Selain itu, hasil pengamatan di lapangan juga menunjukkan potensi hujan dengan intensitas sedang hingga lebat masih dapat terjadi di wilayah Kota Tangerang pada pagi hingga siang hari.
"Maka itu kita tetapkan status siaga untuk menjadi kewaspadaan bersama serta kesiapan dalam menghadapi potensi hujan lebat yang masih bisa terjadi," ujar Mahdiar.
Banjir saat ini tercatat telah merendam sedikitnya sembilan kecamatan di Kota Tangerang dengan ketinggian air yang bervariasi, mulai dari sekitar 50 sentimeter hingga mencapai 1,5 meter di titik terparah.
Sejumlah warga terdampak telah dievakuasi ke beberapa lokasi pengungsian, di antaranya Rumah Potong Hewan (RPH) dan Mushola Petir Cipondoh, Masjid Ma’arif Petir, serta GOR Total Persada.
"Kita terus lakukan evakuasi warga terdampak ke posko pengungsian untuk keselamatan.

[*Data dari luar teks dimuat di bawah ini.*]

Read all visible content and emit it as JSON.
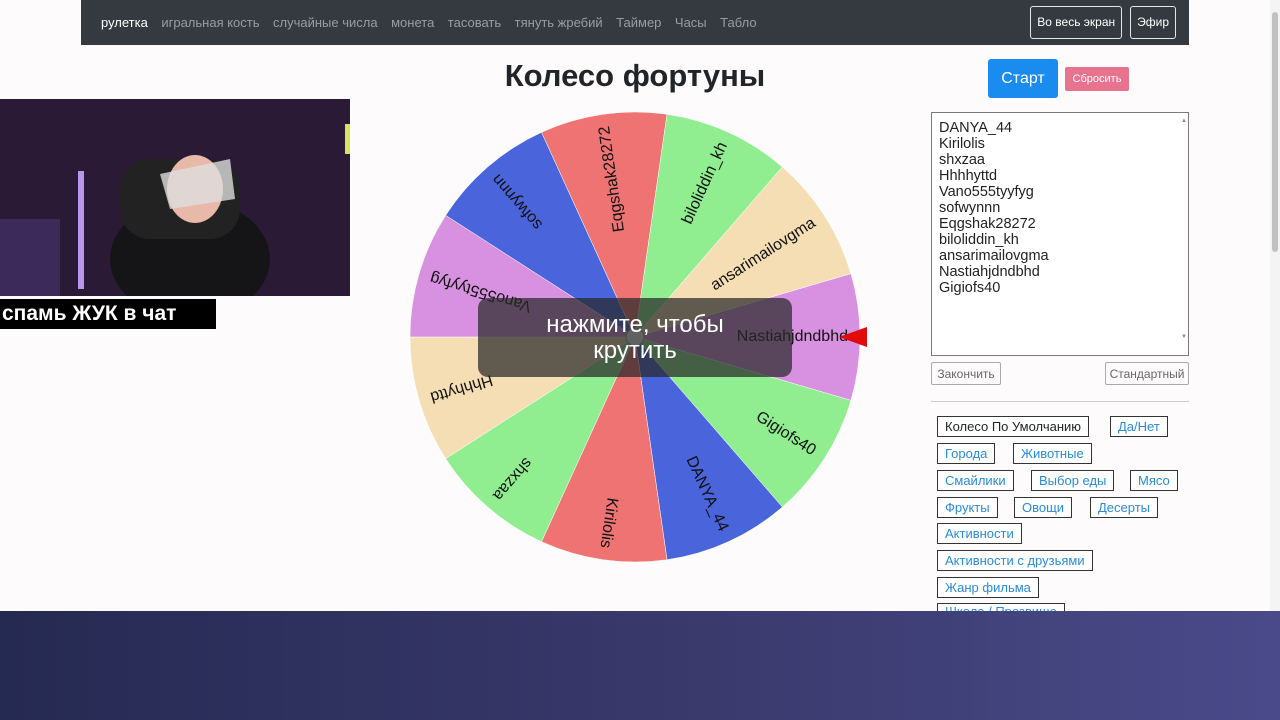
{
  "nav": {
    "items": [
      "рулетка",
      "игральная кость",
      "случайные числа",
      "монета",
      "тасовать",
      "тянуть жребий",
      "Таймер",
      "Часы",
      "Табло"
    ],
    "fullscreen_label": "Во весь экран",
    "broadcast_label": "Эфир"
  },
  "title": "Колесо фортуны",
  "controls": {
    "start_label": "Старт",
    "reset_label": "Сбросить",
    "finish_label": "Закончить",
    "standard_label": "Стандартный"
  },
  "names": [
    "DANYA_44",
    "Kirilolis",
    "shxzaa",
    "Hhhhyttd",
    "Vano555tyyfyg",
    "sofwynnn",
    "Eqgshak28272",
    "biloliddin_kh",
    "ansarimailovgma",
    "Nastiahjdndbhd",
    "Gigiofs40"
  ],
  "wheel": {
    "overlay_text": "нажмите, чтобы крутить",
    "segments": [
      {
        "label": "Nastiahjdndbhd",
        "color": "#d891e0"
      },
      {
        "label": "Gigiofs40",
        "color": "#90ee90"
      },
      {
        "label": "DANYA_44",
        "color": "#4a64db"
      },
      {
        "label": "Kirilolis",
        "color": "#ef7373"
      },
      {
        "label": "shxzaa",
        "color": "#90ee90"
      },
      {
        "label": "Hhhhyttd",
        "color": "#f5deb3"
      },
      {
        "label": "Vano555tyyfyg",
        "color": "#d891e0"
      },
      {
        "label": "sofwynnn",
        "color": "#4a64db"
      },
      {
        "label": "Eqgshak28272",
        "color": "#ef7373"
      },
      {
        "label": "biloliddin_kh",
        "color": "#90ee90"
      },
      {
        "label": "ansarimailovgma",
        "color": "#f5deb3"
      }
    ]
  },
  "presets": [
    "Колесо По Умолчанию",
    "Да/Нет",
    "Города",
    "Животные",
    "Смайлики",
    "Выбор еды",
    "Мясо",
    "Фрукты",
    "Овощи",
    "Десерты",
    "Активности",
    "Активности с друзьями",
    "Жанр фильма",
    "Школа / Прозвище"
  ],
  "stream": {
    "caption": "спамь ЖУК в чат"
  }
}
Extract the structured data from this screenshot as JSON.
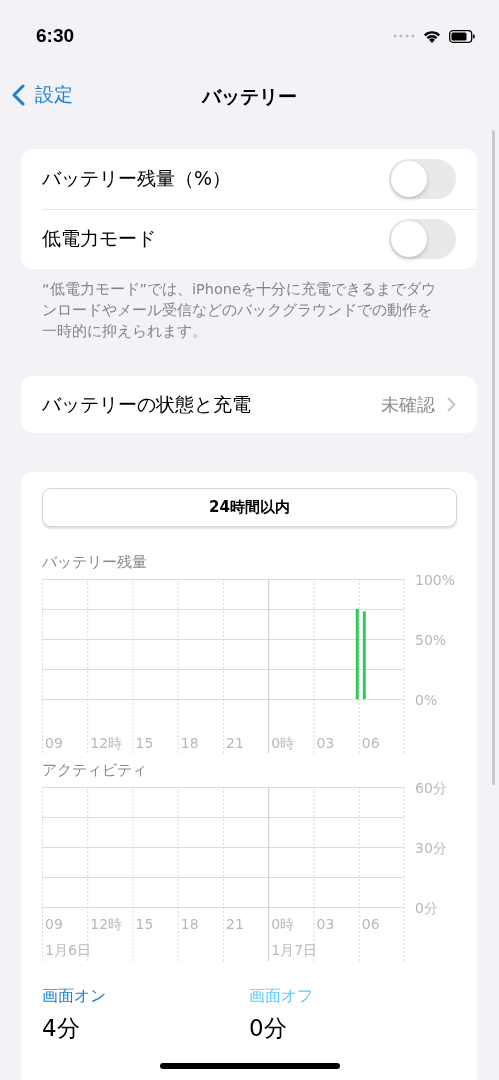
{
  "status_bar": {
    "time": "6:30"
  },
  "nav": {
    "back": "設定",
    "title": "バッテリー"
  },
  "toggles": [
    {
      "label": "バッテリー残量（%）",
      "on": false
    },
    {
      "label": "低電力モード",
      "on": false
    }
  ],
  "toggles_footer": "“低電力モード”では、iPhoneを十分に充電できるまでダウンロードやメール受信などのバックグラウンドでの動作を一時的に抑えられます。",
  "health_row": {
    "label": "バッテリーの状態と充電",
    "value": "未確認"
  },
  "range_button": "24時間以内",
  "battery_chart": {
    "label": "バッテリー残量",
    "chart_data": {
      "type": "bar",
      "grid": true,
      "ylim": [
        0,
        100
      ],
      "categories": [
        "09",
        null,
        null,
        "12時",
        null,
        null,
        "15",
        null,
        null,
        "18",
        null,
        null,
        "21",
        null,
        null,
        "0時",
        null,
        null,
        "03",
        null,
        null,
        "06",
        null,
        null
      ],
      "series": [
        {
          "color": "#34c759",
          "values": [
            null,
            null,
            null,
            null,
            null,
            null,
            null,
            null,
            null,
            null,
            null,
            null,
            null,
            null,
            null,
            null,
            null,
            null,
            null,
            null,
            75,
            73,
            null,
            null
          ]
        }
      ],
      "yticks": [
        {
          "value": 0,
          "label": "0%"
        },
        {
          "value": 50,
          "label": "50%"
        },
        {
          "value": 100,
          "label": "100%"
        }
      ]
    }
  },
  "activity_chart": {
    "label": "アクティビティ",
    "chart_data": {
      "type": "bar",
      "grid": true,
      "ylim": [
        0,
        60
      ],
      "categories": [
        "09",
        null,
        null,
        "12時",
        null,
        null,
        "15",
        null,
        null,
        "18",
        null,
        null,
        "21",
        null,
        null,
        "0時",
        null,
        null,
        "03",
        null,
        null,
        "06",
        null,
        null
      ],
      "yticks": [
        {
          "value": 0,
          "label": "0分"
        },
        {
          "value": 30,
          "label": "30分"
        },
        {
          "value": 60,
          "label": "60分"
        }
      ],
      "annotations": [
        "1月6日",
        "1月7日"
      ]
    }
  },
  "screen_stats": [
    {
      "label": "画面オン",
      "value": "4分",
      "color": "#1a7fd4"
    },
    {
      "label": "画面オフ",
      "value": "0分",
      "color": "#5ac8fa"
    }
  ]
}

Sedangkan petugas dari Dinas PUPR terus bekerja melakukan penanganan," ujarnya.
Sementara itu, warga Perumahan Taman Cibodas, Anggun, mengatakan sebagian besar permukiman di wilayahnya terendam banjir akibat meluapnya Kali Sabi.
Ia menyebutkan genangan air telah menutup akses jalan utama sehingga kendaraan tidak lagi bisa melintas di sekitar kawasan perumahan.
Baca Juga: Banjir Jakarta Meluas Rendam 147 RT dan 19 Jalan, Puluhan Warga Pejaten Barat Mulai Mengungsi
"Ketinggian air sejak sahur sampai sekarang masih tinggi. Sekarang kondisinya masih gerimis dan warga terus bersiaga," kata Anggun.